How do you find two consecutive even integers whose products is 728?

1 Answer
May 11, 2016

Represent two consecutive even integers with a little algebra, then solve the subsequent quadratic to get the two numbers of #26# and #28#.

Explanation:

The first thing we need to do is figure out how to generate an even number.

This is actually a pretty simple task when we think about what an even number is. Consider the first few even numbers:
#2,4,6,8,10...#

We can see right off the bat that they're all multiples of #2#. And that means to find the #n#th even number (the first, second, third, fourth, etc even number), we simply multiply #n# (the even number we want to find) by #2#.

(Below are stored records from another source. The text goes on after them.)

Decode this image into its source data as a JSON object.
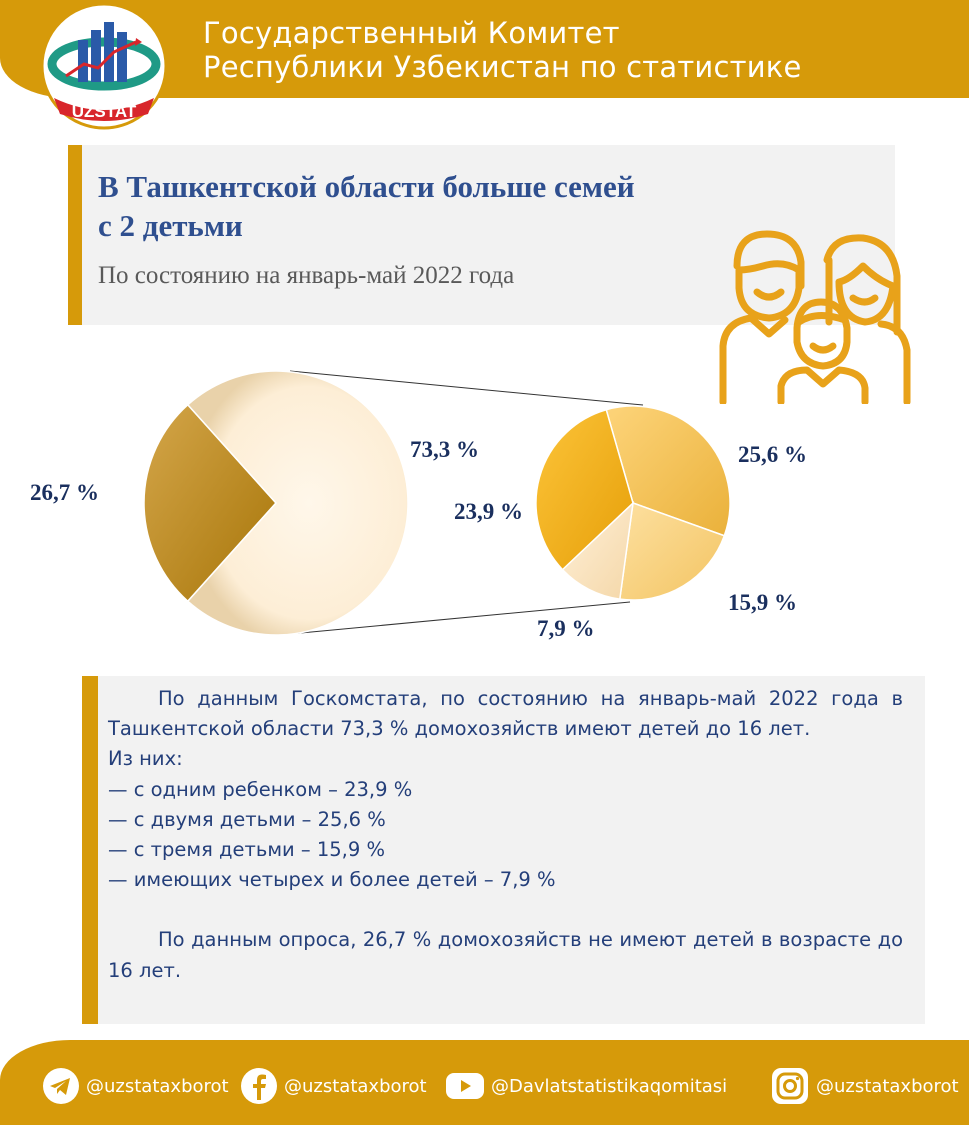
{
  "header": {
    "line1": "Государственный Комитет",
    "line2": "Республики Узбекистан по статистике",
    "logo_text": "UZSTAT"
  },
  "title": {
    "line1": "В Ташкентской области больше семей",
    "line2": "с 2 детьми",
    "subtitle": "По состоянию на январь-май 2022 года"
  },
  "colors": {
    "accent": "#d69a0a",
    "title_blue": "#2f4f8f",
    "label_navy": "#1a2f5e",
    "text_blue": "#243f7a"
  },
  "chart_data": {
    "type": "pie",
    "title": "",
    "main": {
      "slices": [
        {
          "name": "Без детей до 16 лет",
          "label": "26,7 %",
          "value": 26.7,
          "color": "#c4920e"
        },
        {
          "name": "С детьми до 16 лет",
          "label": "73,3 %",
          "value": 73.3,
          "color": "#fdeed6"
        }
      ]
    },
    "breakdown": {
      "slices": [
        {
          "name": "Двое детей",
          "label": "25,6 %",
          "value": 25.6,
          "color": "#fcc756"
        },
        {
          "name": "Трое детей",
          "label": "15,9 %",
          "value": 15.9,
          "color": "#fbd98a"
        },
        {
          "name": "Четверо и более",
          "label": "7,9 %",
          "value": 7.9,
          "color": "#fde8c4"
        },
        {
          "name": "Один ребенок",
          "label": "23,9 %",
          "value": 23.9,
          "color": "#fbba1c"
        }
      ]
    }
  },
  "text": {
    "paragraph1": "По данным Госкомстата, по состоянию на январь-май 2022 года в Ташкентской области 73,3 % домохозяйств имеют детей до 16 лет.",
    "line_of_them": "Из них:",
    "items": [
      "— с одним ребенком – 23,9 %",
      "— с двумя детьми – 25,6 %",
      "— с тремя детьми – 15,9 %",
      "— имеющих четырех и более детей – 7,9 %"
    ],
    "paragraph2": "По данным опроса, 26,7 % домохозяйств не имеют детей в возрасте до 16 лет."
  },
  "footer": {
    "telegram": "@uzstataxborot",
    "facebook": "@uzstataxborot",
    "youtube": "@Davlatstatistikaqomitasi",
    "instagram": "@uzstataxborot"
  }
}
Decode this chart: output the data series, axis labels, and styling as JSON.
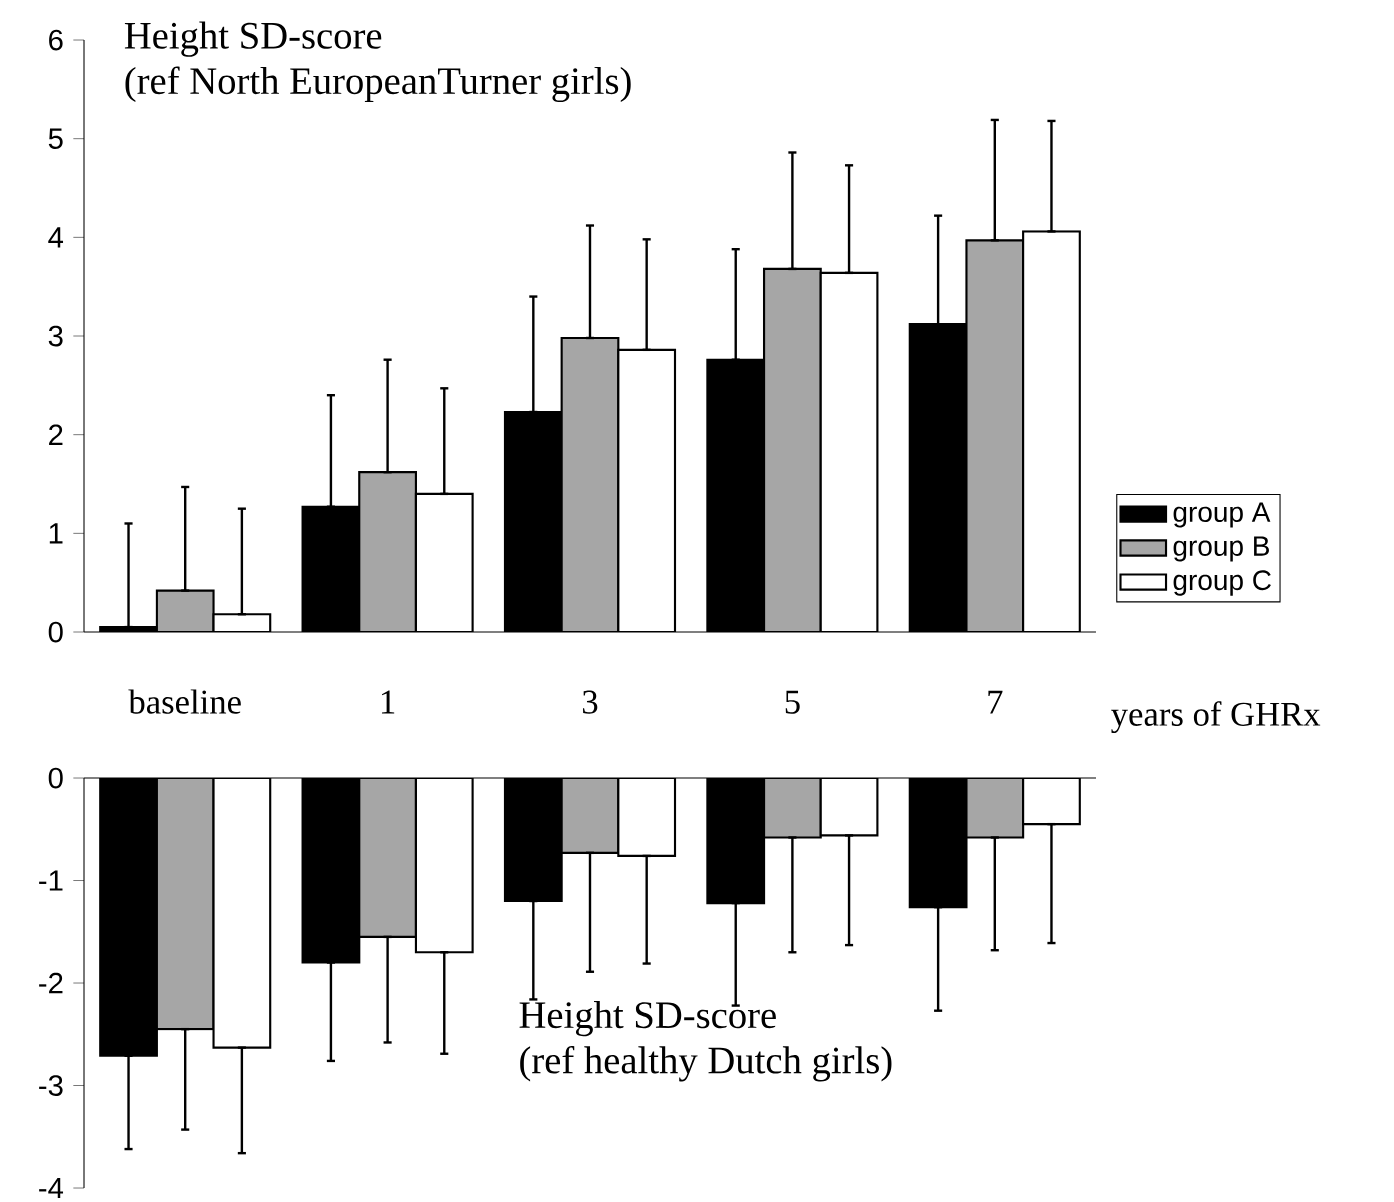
{
  "chart_data": [
    {
      "type": "bar",
      "title": "Height SD-score",
      "subtitle": "(ref North EuropeanTurner girls)",
      "xlabel": "years of GHRx",
      "categories": [
        "baseline",
        "1",
        "3",
        "5",
        "7"
      ],
      "ylim": [
        0,
        6
      ],
      "yticks": [
        0,
        1,
        2,
        3,
        4,
        5,
        6
      ],
      "legend": "right",
      "series": [
        {
          "name": "group A",
          "color": "#000000",
          "values": [
            0.05,
            1.27,
            2.23,
            2.76,
            3.12
          ],
          "errors": [
            [
              0.05,
              1.1
            ],
            [
              1.27,
              2.4
            ],
            [
              2.23,
              3.4
            ],
            [
              2.76,
              3.88
            ],
            [
              3.12,
              4.22
            ]
          ]
        },
        {
          "name": "group B",
          "color": "#a6a6a6",
          "values": [
            0.42,
            1.62,
            2.98,
            3.68,
            3.97
          ],
          "errors": [
            [
              0.42,
              1.47
            ],
            [
              1.62,
              2.76
            ],
            [
              2.98,
              4.12
            ],
            [
              3.68,
              4.86
            ],
            [
              3.97,
              5.19
            ]
          ]
        },
        {
          "name": "group C",
          "color": "#ffffff",
          "values": [
            0.18,
            1.4,
            2.86,
            3.64,
            4.06
          ],
          "errors": [
            [
              0.18,
              1.25
            ],
            [
              1.4,
              2.47
            ],
            [
              2.86,
              3.98
            ],
            [
              3.64,
              4.73
            ],
            [
              4.06,
              5.18
            ]
          ]
        }
      ]
    },
    {
      "type": "bar",
      "title": "Height SD-score",
      "subtitle": "(ref healthy Dutch girls)",
      "categories": [
        null,
        null,
        null,
        null,
        null
      ],
      "ylim": [
        -4,
        0
      ],
      "yticks": [
        -4,
        -3,
        -2,
        -1,
        0
      ],
      "tick_labels": "y",
      "series": [
        {
          "color": "#000000",
          "values": [
            -2.71,
            -1.8,
            -1.2,
            -1.22,
            -1.26
          ],
          "errors": [
            [
              -3.62,
              -2.71
            ],
            [
              -2.76,
              -1.8
            ],
            [
              -2.16,
              -1.2
            ],
            [
              -2.22,
              -1.22
            ],
            [
              -2.27,
              -1.26
            ]
          ]
        },
        {
          "color": "#a6a6a6",
          "values": [
            -2.45,
            -1.55,
            -0.73,
            -0.58,
            -0.58
          ],
          "errors": [
            [
              -3.43,
              -2.45
            ],
            [
              -2.58,
              -1.55
            ],
            [
              -1.89,
              -0.73
            ],
            [
              -1.7,
              -0.58
            ],
            [
              -1.68,
              -0.58
            ]
          ]
        },
        {
          "color": "#ffffff",
          "values": [
            -2.63,
            -1.7,
            -0.76,
            -0.56,
            -0.45
          ],
          "errors": [
            [
              -3.66,
              -2.63
            ],
            [
              -2.69,
              -1.7
            ],
            [
              -1.81,
              -0.76
            ],
            [
              -1.63,
              -0.56
            ],
            [
              -1.61,
              -0.45
            ]
          ]
        }
      ]
    }
  ]
}
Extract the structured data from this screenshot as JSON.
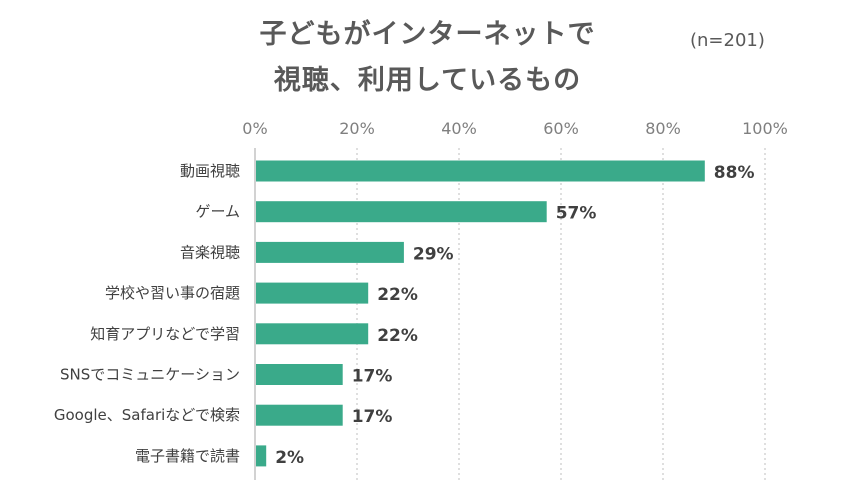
{
  "chart_data": {
    "type": "bar",
    "orientation": "horizontal",
    "title_line1": "子どもがインターネットで",
    "title_line2": "視聴、利用しているもの",
    "note": "(n=201)",
    "xlim": [
      0,
      100
    ],
    "ticks": [
      "0%",
      "20%",
      "40%",
      "60%",
      "80%",
      "100%"
    ],
    "tick_values": [
      0,
      20,
      40,
      60,
      80,
      100
    ],
    "grid": true,
    "bar_color": "#3aaa8a",
    "categories": [
      "動画視聴",
      "ゲーム",
      "音楽視聴",
      "学校や習い事の宿題",
      "知育アプリなどで学習",
      "SNSでコミュニケーション",
      "Google、Safariなどで検索",
      "電子書籍で読書"
    ],
    "values": [
      88,
      57,
      29,
      22,
      22,
      17,
      17,
      2
    ],
    "value_labels": [
      "88%",
      "57%",
      "29%",
      "22%",
      "22%",
      "17%",
      "17%",
      "2%"
    ]
  }
}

For example, if we want to find the 20th even number, we could write down the first 20...
#2,4,6,8,10,12,14,16,18,20,22,24,26,28,30,32,34,36,38,40#

...or we could use our neat little formula, #2n#:
#2*20=40#

In both cases, we see that the 20th even number is 40.

Now, how about consecutive even numbers? Well, let's start out with some general even number and call it #2n#. Since each even number is two more than the last, the next even number should be #2n+2#. For example, we just found out the 20th even number is 40, by our #2n# formula. What's the 21st even number? We just apply our new formula:
#2*20+2=42#

The problem asks us to find the product of two consecutive even integers (and an integer is a fancy word for whole negative/positive number, like #...-1,0,1,2...#). We just found out our two consecutive even numbers to be #2n# and #2n+2#. The product of these numbers is #(2n)(2n+2)#, and we are also told that this must equal 728. And what do you know, we have an equation:
#(2n)(2n+2)=728#
Multiplying out, we have:
#4n^2+4n=728#
Subtracting 728 from both sides gives us:
#4n^2+4n-728=0#

I wouldn't want to factor this equation unless I had to (i.e. my teacher forced me), so using some technology, we find that the roots of this equation are:
#n=-14# and #n=13#

Even though both of these are valid solutions, we'll go with the positive solution of #n=13#.

So, what does it mean? It means that the 13th even number times the even number after it (the 14th even number) equals 728. Let's first find out what these two numbers actually are, using our neat formulas:
#2*13=26#
#2*13+2=28#

If you multiply #26# and #28#, you'll see that it equals #728#. We've found our two consecutive even numbers!